Plus tard elle était la bonne ménagère qui, les clefs à la main, ouvre et ferme les armoires, distribue le linge aux servantes, gronde la paresse des laquais, dicte au cuisinier le menu selon le goût des convives, vérifie les additions, empile les écus et les louis sur la tablette du secrétaire, veille à l'ordonnance de la table, à l'éclat des argenteries. Elle était la petite reine sévère et criarde qui morigène le cocher obèse, pour ses comptes d'avoine, reproche l'insolence du groom, rectifie la tenue du maître d'hôtel grognon, marchande les morceaux du boucher, écrit au notaire pour récupérer les fermages échus, à l'agent de change pour placer les fonds, sans oublier d'accourir au galop entre deux fonctions, une facture à la main, jusqu'au bureau du mari, et, simulant la mine d'une écolière nigaude, déposer sur la joue mâle le souffle d'un baiser tiède, ample et rieur.
Au milieu des amies, elle était aussi la jeune dame en soie parfumée qui rappelle les triomphes de chacune: elle blâmait le vice, en personne attristée qu'il navre; elle vantait la vertu en moqueuse qui s'amuse de paraître irréprochable; elle discutait à profusion sur la mesure des chapeaux, la finesse des escarpins et la valeur des bijoux. Artiste, elle enseignait les mérites des nuances qu'on peut unir, et les qualités de lignes qu'accorde un corset.
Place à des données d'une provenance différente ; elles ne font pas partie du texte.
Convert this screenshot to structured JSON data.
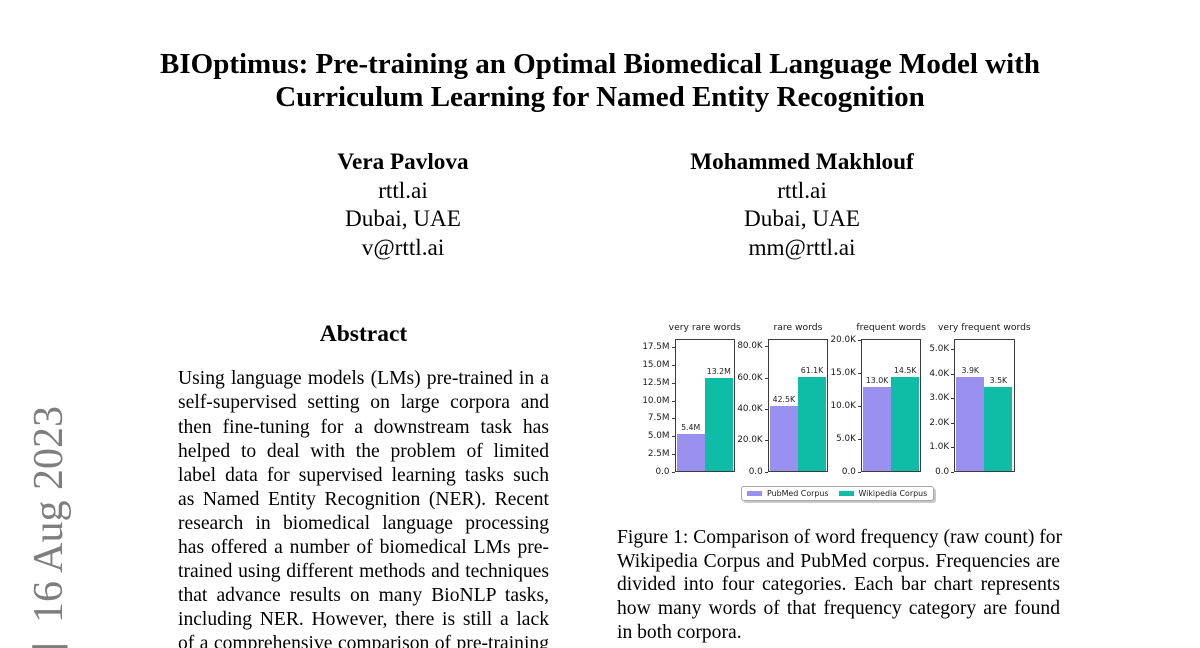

Elle fut aussi la fille bonne qui, tout à coup, se précipite vers la petite anse où son père pêche à la ligne, sous un large chapeau de paille. «N'a-t-il pas trop chaud, trop froid? L'humidité gagne-t-elle ses jambes?» Elle emmenait le domestique chargé de couvertures, de manteaux, d'une théière qu'emplissait l'eau bouillante.